Tra queste donne in guerra, incontrate e raccontate da Emanuela Zuccalà, molte sono africane. Per esempio Solange N’Guessan, «una delle tante africane istruite, volitive e intraprendenti che avrebbero potuto emigrare per vivere comodamente altrove e fare fortuna in terre meno ostiche…». E che invece, dopo aver studiato sociologia ad Abidjan e management agricolo in Benin e in Israele, è tornata al punto di partenza e ha deciso di impegnarsi per il riscatto delle mogli e figlie dei coltivatori del cacao, le figure che occupano forse il gradino più basso nella scala sociale della Costa d’Avorio. Con loro e per loro ha dato vita a una cooperativa che produce sapone, a partire dalla cenere degli scarti del cacao.
Oppure Jay Abang, che per prima ha creato, fuori della capitale ugandese Kampala, un servizio di supporto alle persone omosessuali e che si dedica quotidianamente a rimuovere lo stigma feroce che le accompagna nel suo Paese. L’autrice è una giornalista che ha davvero girato il mondo, per raccontare storie vere, di persone vere, impegnate in vere battaglie di sopravvivenza, piene di dignità e di senso. In Le guerre delle donne (Infinito, 2021, pp. 253, € 15,00) ce ne propone trenta.

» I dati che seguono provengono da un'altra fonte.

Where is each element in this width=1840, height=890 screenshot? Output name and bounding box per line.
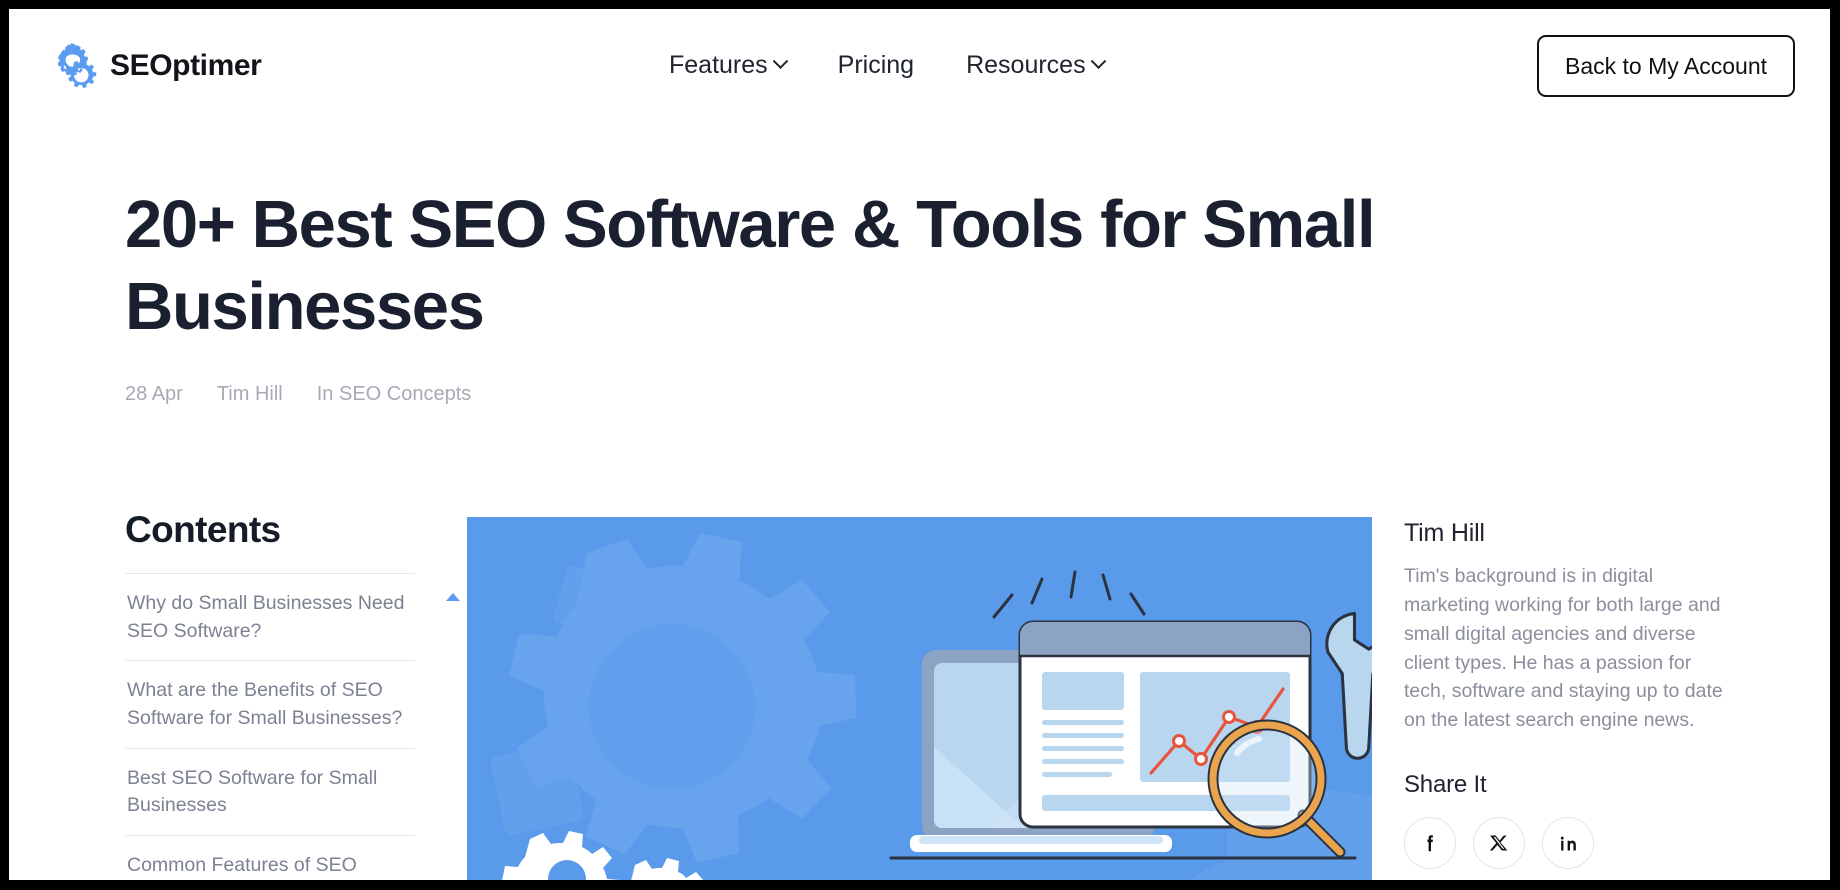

La ragione di questo libro è molto semplice, quasi ovvia. «Volevo che queste testimonianze non si perdessero», scrive Emanuela. Il filo che le unisce non è l’appartenenza di genere, come a prima vista si potrebbe credere, ma il valore del no che in forme, modi e contesti diversi, queste donne hanno opposto a una condizione di ingiustizia e sopruso.